Although Windows Update and WSUS are both generally pretty simple to configure, you can sometimes gain a higher level of control over them by making a few minor modifications to the Windows registry. In this article, I will show you some registry keys that are associated with Windows Update. As I do, I will show you the various settings that you can assign to those registry keys.

Modifying the Windows registry can be dangerous. Incorrectly modifying the registry can destroy Windows and / or your applications. It is therefore strongly recommend that you perform a full system backup prior to attempting any of the techniques that I am about to show you.

Now that I’ve gotten the standard disclaimer out of the way, there is one more thing that I need to tell you before I get started. The registry tweaks that I am about to show you are intended for machines that are running Windows XP. You can apply the tweaks to individual machines directly, or you can apply modifications as a part of a login script. Also, some of the keys that I am going to be talking about may not exist by default. If you want to use a key that does not exist, you will have to create it. You should also keep in mind that Windows Update’s behavior can be controlled by a group policy, and that if a group policy is in effect, it can cause portions of the registry to be overwritten after you have made changes.

Elevation of Privileges
One of the problems with receiving updates from a WSUS server is that users are not allowed to approve or disapprove of updates unless they are a member of the local administrators group. However, you can use the registry to give users an elevation of privileges that will allow them to approve or disapprove of updates regardless of whether or not they are a local administrator. On the flip side, you could also deny end users the ability to approve updates, reserving that right for Admins.

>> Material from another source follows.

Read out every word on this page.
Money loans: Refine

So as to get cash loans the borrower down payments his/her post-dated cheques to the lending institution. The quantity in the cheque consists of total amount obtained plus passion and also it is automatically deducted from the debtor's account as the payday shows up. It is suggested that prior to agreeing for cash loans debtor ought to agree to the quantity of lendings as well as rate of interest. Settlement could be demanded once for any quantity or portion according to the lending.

The registry key that controls this behavior is: HKLM\SOFTWARE\Policies\Microsoft\Windows\WindowsUpdate\ElevateNonAdmins

The ElevateNonAdmins key has two possible values. The default value of 1 allows non administrators to approve or deny updates. If you change this value to 0, then only administrators will be allowed to approve or deny updates.

Target Groups
One of the nice things about WSUS is that it allows you to use client side targeting. The idea behind client side targeting is that you can set up different computer groups, and you can roll out updates on a group basis. Client side targeting isn’t used by default, but if you decide to use it, then there are two different registry keys that you will have to create. One of these keys enables client side targeting, while the other specifies the name of the target group that the computer belongs to. Both of these registry keys must be created at: HKLM\SOFTWARE\Policies\Microsoft\Windows\WindowsUpdate\

The first key is a DWORD key named TargetGroupEnabled. You can assign this key a value of either 0, which disables client side targeting, or of 1, which enables client side targeting.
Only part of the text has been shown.